Some years we look forward to the release of Arizona Fall League rosters. Given the distribution of talent in the Phillies’ system (not in Clearwater and Reading, and pitching heavy everywhere) it promised to be a light year for major Phillies prospects. With the announcement of rosters today, things turned out a bit better than hoped. Here are the 7 participating names in order of how interested I am in them (not really prospect stock, but close).
OF Cornelius Randolph
The #10 in the 2015 draft played mostly in obscurity this year. It didn’t help that the 20 year old hit an uninspiring .249/.339/.394 for the Clearwater Threshers. On the positive side, he flashed some power with his 12 home runs. On the negative side his strikeout rate from about 20% up to 24.6%. Randolph won’t turn 21 until June 2018 so he has time to make improvements, but he is maxed out physically. He also had a much better second half where he lowered his strikeouts, walked more, and hit a solid .271/.367/.433. In an ideal world he is a better version of Andrew Pullin with a plus hit tool and above average power, but with much more on base percentage. That isn’t a star, but it is a solid regular. Worst case is he is a 1B/DH without the bat to make it work. This AFL stint is not overly important for Randolph who is likely to look overmatched after a long season, but if he can hold his own it would contribute to a stock rebound.
LHP Elniery Garcia
Garcia officially missed most of the 2017 season to a PED suspension, but in reality he spent his whole suspension rehabbing an injury. He has yet to be sharp since he returned and his stuff is back where it has always been, and the flash from the Eastern League playoffs. That means he looks like a #4/#5 starter with a fringe average fastball, an average curveball, and a fringy slider, and changeup.
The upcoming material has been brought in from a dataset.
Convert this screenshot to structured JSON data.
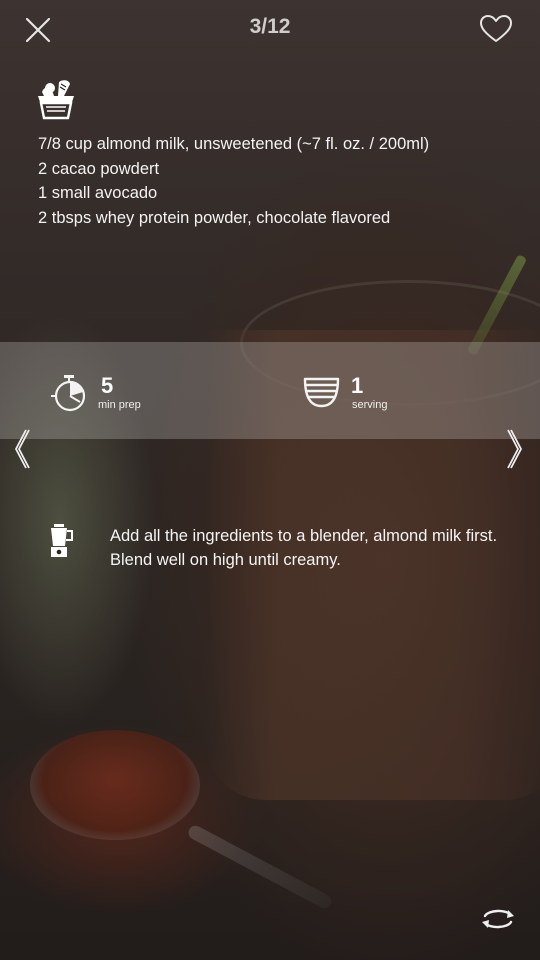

He is still only recently back from injury, so maybe there is more coming back with time. He has only pitched 24.1 innings this year, so the AFL workload will be needed.
1B/3B Zach Green
Green is one in a long line of attempts by the Phillies to find some 3B depth, but the 2012 3rd round pick has yet to play 100 games in a season due to a myriad of injuries. His arm appears healed enough that he is playing a decent amount of third base again after spending a lot of time across the diamond at first recently. Green has plus raw power, but his approach continues to be poor with low walk rates and staggering strikeout rates. The best hope for Green is that he can get a full healthy offseason in and try and have Mitch Walding’s 2017 Reading season in Reading next year.
RHP J.D. Hammer
Sometimes the move to pro ball and the bullpen can cause a small school starting pitcher to have a big jump in stuff. With the Rockies this year, Hammer saw his velocity increase to the mid 90s before going to the Phillies in the Pat Neshek trade. He can throw strikes at a rate needed to face low minors hitters, but he will need to refine his command and control as he advances through the minors. His slider is good pitch, but not a knockout weapon, meaning his ceiling is probably good middle reliever.
RHP Trevor Bettencourt
Trevor Bettencourt’s claim to fame this year is going to be his 6 walks to 72 strikeouts in 54.2 innings between Lakewood and Clearwater. His control is probably better than Hammer, but his fastball is more low 90s (around 93) rather than touching 97. He has a middle relief ceiling, but for each player that has a flash in the pan like Michael Stutes or Justin DeFratus, there are AAAA flameouts like Colton Murray.
C Edgar Cabral
Part of the AFL is that roster have to be filled out, and that is where Cabral comes in. Cabral is an interesting prospects as a catcher with a good arm, good game calling to go with some power, and a decent approach. He is nearly 22 and probably will start next year in Clearwater again. His ceiling is backup catcher, but he is probably org depth.
LHP Garrett Cleavinger
Cleavinger was the second best prospect to come back in the trade that sent Jeremy Hellickson to Baltimore behind “International Slot Bonus Money”. Cleavinger is 90-93 from the left side with a loopy curveball. His control has been a real problem and one that prevents him from even really having a LOOGY ceiling. It will be interesting to see if the Phillies alter anything in Florida Instructs before sending him to Arizona.